Hasse, serenata in Tirolo
Il Festival di Musica antica di Innsbruck ha restituito all’ascolto La Semele di Hasse, corredandola di un allestimento scenico non richiesto dal genere della serenata, ma anche di interpreti musicali tutti di superiore ed esemplare qualità italiana: con il direttore Claudio Osele, in particolare le cantanti Francesca Aspromonte, Roberta Invernizzi e Sonia Prina.
INNSBRUCK, 25 agosto 2018 – Soprattutto nella Napoli del primo Settecento, il genere della serenata si era standardizzato: una cantata dialogica con azione immaginaria e non rappresentata, per tre voci sole con strumenti, suddivisa in due parti e abbastanza corposa da bastare a fare serata. Un esempio perfetto è dato da Aci, Galatea e Polifemo di Handel (1708), o anche dalla gemella e neorivalutata Iole di Porpora (1711). Di quasi vent’anni di più tarda (1726), La Semele o sia La richiesta fatale di Johann Adolf Hasse riconferma la fortuna e la cristallizzazione del genere in oggetto, con lo stile di un compositore destinato a divenire il più celebre nell’Europa del suo tempo e tuttavia ancora legato – cosa ottima – al modello di Alessandro Scarlatti. Edita la partitura manoscritta oggi nell’archivio viennese del Gesellschaft der Musikfreunde, la serenata hassiana è stata restituita all’ascolto nel Festival di Musica antica di Innsbruck, il 25 e 26 agosto, per due impegnative recite in sole ventisette ore nel Landestheater tirolese.
Accettabile ma insieme pericolosa è stata la scelta di eseguire il lavoro non in forma di concerto – come dovrebbe essere, con eventuale apparato – bensì in forma scenica.

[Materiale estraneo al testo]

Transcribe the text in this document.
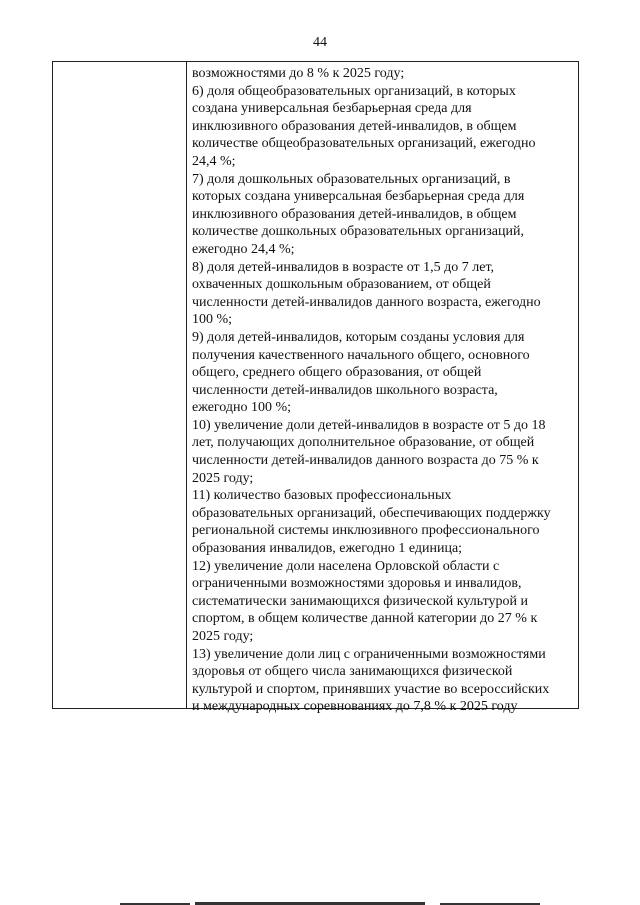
44
возможностями до 8 % к 2025 году;
6) доля общеобразовательных организаций, в которых
создана универсальная безбарьерная среда для
инклюзивного образования детей-инвалидов, в общем
количестве общеобразовательных организаций, ежегодно
24,4 %;
7) доля дошкольных образовательных организаций, в
которых создана универсальная безбарьерная среда для
инклюзивного образования детей-инвалидов, в общем
количестве дошкольных образовательных организаций,
ежегодно 24,4 %;
8) доля детей-инвалидов в возрасте от 1,5 до 7 лет,
охваченных дошкольным образованием, от общей
численности детей-инвалидов данного возраста, ежегодно
100 %;
9) доля детей-инвалидов, которым созданы условия для
получения качественного начального общего, основного
общего, среднего общего образования, от общей
численности детей-инвалидов школьного возраста,
ежегодно 100 %;
10) увеличение доли детей-инвалидов в возрасте от 5 до 18
лет, получающих дополнительное образование, от общей
численности детей-инвалидов данного возраста до 75 % к
2025 году;
11) количество базовых профессиональных
образовательных организаций, обеспечивающих поддержку
региональной системы инклюзивного профессионального
образования инвалидов, ежегодно 1 единица;
12) увеличение доли населена Орловской области с
ограниченными возможностями здоровья и инвалидов,
систематически занимающихся физической культурой и
спортом, в общем количестве данной категории до 27 % к
2025 году;
13) увеличение доли лиц с ограниченными возможностями
здоровья от общего числа занимающихся физической
культурой и спортом, принявших участие во всероссийских
и международных соревнованиях до 7,8 % к 2025 году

Accettabile, si diceva, poiché la regìa di Georg Quander è arguta, scorrevole, chiarificatrice, sempre rispettosa di una partitura che rimane il polo centrale da riscoprire; ciò malgrado le scene e i costumi di Veronika Stemberger siano incoerenti tra loro e col testo: a definire lo spazio sono vertiginose proiezioni degli affreschi nella Sala dei Giganti di Giulio Romano, pura Mantova del Cinquecento, mentre ad abiti contemporanei, con falsa filologia, se ne mescolano altri ispirati a un Settecento di maniera, lontano dalla Napoli del 1726. Scelta pericolosa, si diceva poi, in quanto La Semele implica oltre due ore e mezza di musica, e le fa ricadere sulla resistenza fisica di tre sole interpreti vocali: aggiungere allo sforzo canoro quello dell’azione scenica, anziché limitarsi alla quiete dietro un leggio, procura un aggravio di lavoro non previsto dall’autore.

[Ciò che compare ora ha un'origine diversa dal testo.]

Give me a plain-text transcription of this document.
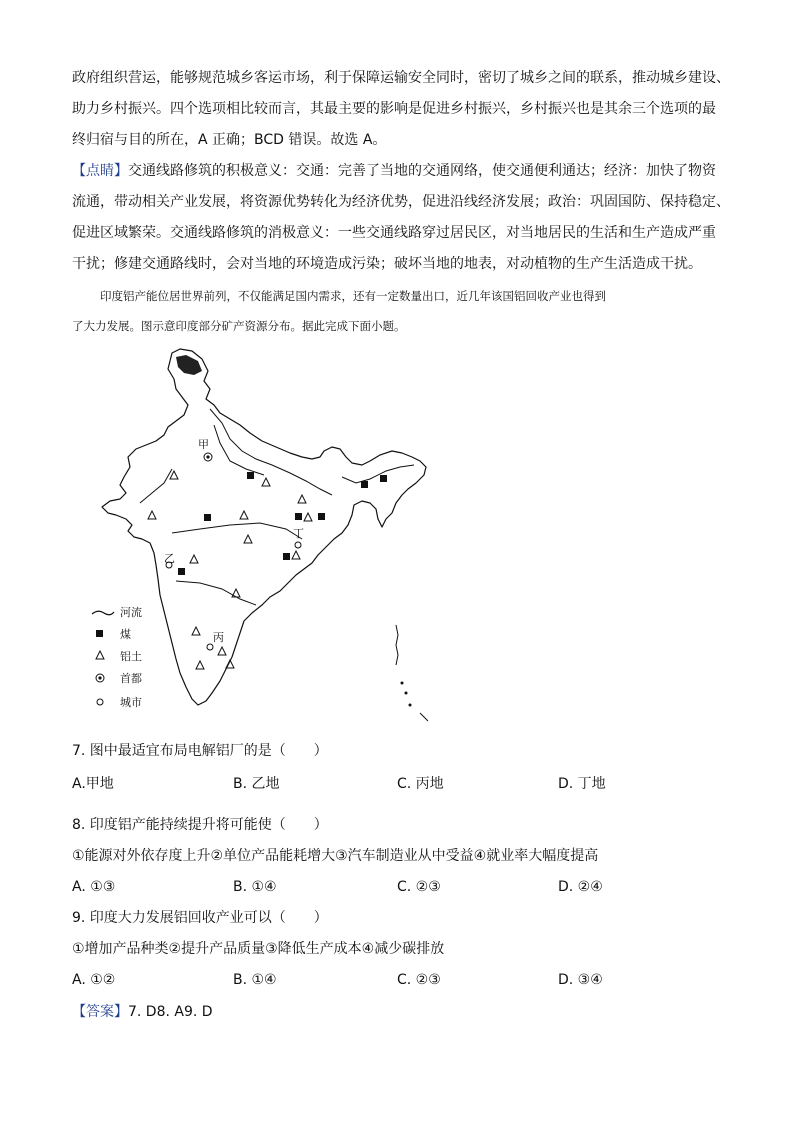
政府组织营运，能够规范城乡客运市场，利于保障运输安全同时，密切了城乡之间的联系，推动城乡建设、
助力乡村振兴。四个选项相比较而言，其最主要的影响是促进乡村振兴，乡村振兴也是其余三个选项的最
终归宿与目的所在，A 正确；BCD 错误。故选 A。
【点睛】交通线路修筑的积极意义：交通：完善了当地的交通网络，使交通便利通达；经济：加快了物资
流通，带动相关产业发展，将资源优势转化为经济优势，促进沿线经济发展；政治：巩固国防、保持稳定、
促进区域繁荣。交通线路修筑的消极意义：一些交通线路穿过居民区，对当地居民的生活和生产造成严重
干扰；修建交通路线时，会对当地的环境造成污染；破坏当地的地表，对动植物的生产生活造成干扰。
印度铝产能位居世界前列，不仅能满足国内需求，还有一定数量出口，近几年该国铝回收产业也得到
了大力发展。图示意印度部分矿产资源分布。据此完成下面小题。
甲
乙
丁
丙
河流
煤
铝土
首都
城市
7. 图中最适宜布局电解铝厂的是（　　）
A.甲地	B. 乙地	C. 丙地	D. 丁地
8. 印度铝产能持续提升将可能使（　　）
①能源对外依存度上升②单位产品能耗增大③汽车制造业从中受益④就业率大幅度提高
A. ①③	B. ①④	C. ②③	D. ②④
9. 印度大力发展铝回收产业可以（　　）
①增加产品种类②提升产品质量③降低生产成本④减少碳排放
A. ①②	B. ①④	C. ②③	D. ③④
【答案】7. D8. A9. D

È successo allora che Claudio Osele, direttore rigoroso e appassionato alla testa dell’orchestra Le Musiche Nove, nonché curatore dell’edizione usata e così attento alle ragioni della partitura, si sia trovato costretto a sforbiciare qui e là, e in modo più vistoso nei da capo delle arie. Questa pur spiacevole compensazione ha messo in sicurezza le energie delle tre cantanti: tre eroine odierne del canto Sei-Settecentesco, a maggior ragione per il fatto di testimoniare la quintessenza dello stile italiano – a partire dalla corretta e sfumata prosodia – in un territorio ove si privilegiano l’affettazione o l’iperrealismo, nell’incuria del meccanismo linguistico. Eccellente, dunque, Francesca Aspromonte come Semele: giovane ambiziosa e palpitante nella caratterizzazione, ma solida primadonna nella scaltrezza delle risorse, con un gioco scenico che seduce per fresca scioltezza. Di pari rango Roberta Invernizzi come Giunone e Sonia Prina come Giove: maestra di sottigliezza retorica la prima, di inconfondibile esuberanza la seconda.